CHANGZHOU, China — In Trina Solar's brilliant white factory in eastern China, masked workers in lab coats turn silicon wafers into solar power cells capable of harnessing the sun's clean and limitless energy.
China is now the world's top producer of the cells — the tile-like engines of solar panels — and firms like Trina see next week's climate talks as a potential key moment in the wider adoption of renewable energies like solar.
"The Copenhagen talks, from our point of view, are going to be positive," Terry Wang, Trina's chief financial officer, told AFP in an interview.
"A global target for emissions cuts would have a positive impact across all 20 countries we sell to."
As the world seeks to curb the carbon emissions blamed for global warming, companies such as Trina illustrate how central China will be to that effort.
Thanks to a surging Chinese solar cell industry, there may have never been a better time for the world to go solar.

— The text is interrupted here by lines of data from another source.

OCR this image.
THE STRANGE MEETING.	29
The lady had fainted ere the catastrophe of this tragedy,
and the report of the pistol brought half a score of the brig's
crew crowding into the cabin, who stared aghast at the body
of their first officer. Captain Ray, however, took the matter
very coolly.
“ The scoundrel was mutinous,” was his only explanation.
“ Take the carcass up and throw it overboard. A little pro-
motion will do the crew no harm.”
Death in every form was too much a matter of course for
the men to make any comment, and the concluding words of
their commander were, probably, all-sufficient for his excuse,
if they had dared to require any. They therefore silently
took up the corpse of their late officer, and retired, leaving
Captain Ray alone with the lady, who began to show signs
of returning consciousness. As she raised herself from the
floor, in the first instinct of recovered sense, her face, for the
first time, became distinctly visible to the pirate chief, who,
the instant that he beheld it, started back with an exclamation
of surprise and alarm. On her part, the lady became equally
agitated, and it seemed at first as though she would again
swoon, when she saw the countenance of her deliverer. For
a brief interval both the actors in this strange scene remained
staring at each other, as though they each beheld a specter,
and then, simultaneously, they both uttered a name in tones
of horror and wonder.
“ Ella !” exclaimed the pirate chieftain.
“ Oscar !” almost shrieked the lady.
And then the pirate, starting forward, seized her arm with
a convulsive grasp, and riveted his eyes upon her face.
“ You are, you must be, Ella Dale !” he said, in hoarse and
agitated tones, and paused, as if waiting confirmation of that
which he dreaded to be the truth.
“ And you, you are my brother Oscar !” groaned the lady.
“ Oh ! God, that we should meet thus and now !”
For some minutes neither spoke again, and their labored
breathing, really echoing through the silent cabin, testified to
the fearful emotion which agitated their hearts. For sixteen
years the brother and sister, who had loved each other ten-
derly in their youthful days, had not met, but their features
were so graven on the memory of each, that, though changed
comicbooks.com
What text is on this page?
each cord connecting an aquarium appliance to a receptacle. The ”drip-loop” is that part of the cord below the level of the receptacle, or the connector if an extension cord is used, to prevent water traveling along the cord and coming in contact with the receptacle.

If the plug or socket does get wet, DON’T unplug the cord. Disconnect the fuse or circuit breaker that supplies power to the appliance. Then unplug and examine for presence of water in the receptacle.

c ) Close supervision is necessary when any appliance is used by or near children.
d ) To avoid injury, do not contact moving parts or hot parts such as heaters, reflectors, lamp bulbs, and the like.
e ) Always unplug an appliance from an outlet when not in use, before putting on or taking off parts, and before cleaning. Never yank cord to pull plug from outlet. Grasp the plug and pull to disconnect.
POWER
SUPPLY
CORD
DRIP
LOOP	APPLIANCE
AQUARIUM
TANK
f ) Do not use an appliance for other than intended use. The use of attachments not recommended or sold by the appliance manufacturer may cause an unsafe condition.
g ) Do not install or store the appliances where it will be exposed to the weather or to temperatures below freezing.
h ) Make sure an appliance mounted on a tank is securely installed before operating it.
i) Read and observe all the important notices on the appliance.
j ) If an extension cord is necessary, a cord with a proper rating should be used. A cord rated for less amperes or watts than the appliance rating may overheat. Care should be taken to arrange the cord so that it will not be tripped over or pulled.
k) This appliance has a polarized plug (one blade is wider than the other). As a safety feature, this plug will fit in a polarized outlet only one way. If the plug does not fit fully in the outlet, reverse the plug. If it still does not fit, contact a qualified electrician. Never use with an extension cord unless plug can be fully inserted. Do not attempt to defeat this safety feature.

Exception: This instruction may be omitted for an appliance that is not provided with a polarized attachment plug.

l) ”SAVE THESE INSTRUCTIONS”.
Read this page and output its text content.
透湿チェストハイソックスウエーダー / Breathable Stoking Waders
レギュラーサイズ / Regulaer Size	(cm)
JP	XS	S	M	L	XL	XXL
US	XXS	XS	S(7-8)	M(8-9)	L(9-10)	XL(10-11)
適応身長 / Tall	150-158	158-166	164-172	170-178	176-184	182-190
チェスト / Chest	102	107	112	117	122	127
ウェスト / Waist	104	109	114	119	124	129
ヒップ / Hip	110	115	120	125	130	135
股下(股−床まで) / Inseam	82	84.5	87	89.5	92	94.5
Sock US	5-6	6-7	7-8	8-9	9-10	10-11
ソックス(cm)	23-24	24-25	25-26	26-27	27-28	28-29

Chinese production capacity surged more than fourfold in the past year to 8 gigawatts — more than the total global 2010 demand of 7.5 gigawatts in solar panels, according to Yuanta Securities.
Meanwhile, a collapse in financing for large solar projects in Europe — linked to the world financial crisis — has pushed solar cell prices to near historic lows.
As a result, the prices for solar modules — the grid-like panels typically comprising 60 cells — are half what they were at the beginning of 2008, said Min Li, a Hong Kong-based analyst at Yuanta Securities.
Global solar power demand last year roughly equalled 10 medium-sized coal-fired electricity plants, said Rory Macpherson, investor relations director at China's New York Stock Exchange-listed SunTech, the world's largest solar panel maker.
"For solar to be effective in decreasing carbon emissions, we really need to increase the scale and adoption many times over," he said.
As the world's leading source of carbon emissions, China has launched ambitious plans to increase use of renewable energies like wind but has yet to harness the sun. Yet that is changing.
China did not figure in Trina's sales charts last year, but will account for two to three percent of the New York-listed company's sales this year, Wang said, adding he expected China sales to double in 2010.
Domestic customers will represent about five percent of SunTech's sales this year, Macpherson said.
"In the next three or four years it could be one of the world's largest markets," he said.
Beijing kick-started a solar drive this year with its "Golden Sun" stimulus plan to subsidise half the cost of solar power generation and transmission facilities, rising to 70 percent in remote, off-grid areas.
The government last week announced the first batch of 294 projects, which are expected to come on line within three years and generate 642 megawatts at a cost of 20 billion yuan (2.9 billion dollars).
It did not specify how much it would pay in "Golden Sun" grants, adding it wanted to gradually reduce Chinese producers' reliance on overseas sales and build infrastructure so the national grid can tap solar power.
China announced last week it planned to curb 2020 emissions per unit of gross domestic product by 40-45 percent from 2005 levels.
It had already set a target of generating 15 percent of its power through renewable sources, including solar power, by 2020.
Renewables are expected to account for 10 percent of China's energy by 2010, according to officials.
That means it will have to add 1.8 megawatts of solar generation per year from 2011 to 2020, Yuanta's Li said.
"Starting from 2011, China's domestic market will be on a par with some of the leading European countries," he said.
The sector remains dependent on subsidies, especially European producers.
Still, Trina, which boasts the lowest prices in the market, expects strong growth in Italy, France and the United States next year.
European producers accuse Chinese producers of selling panels at unsustainably low prices to grab market share.
Wang rejects the allegation, saying Trina's gross profit margin in the third quarter of this year rose to 29 percent from 22 percent a year earlier due to falling costs.
"Government incentives will not last forever," he said. "We should continue to reduce the price of solar systems so we can be more competitive with traditional power generation. That's healthy for the solar sector."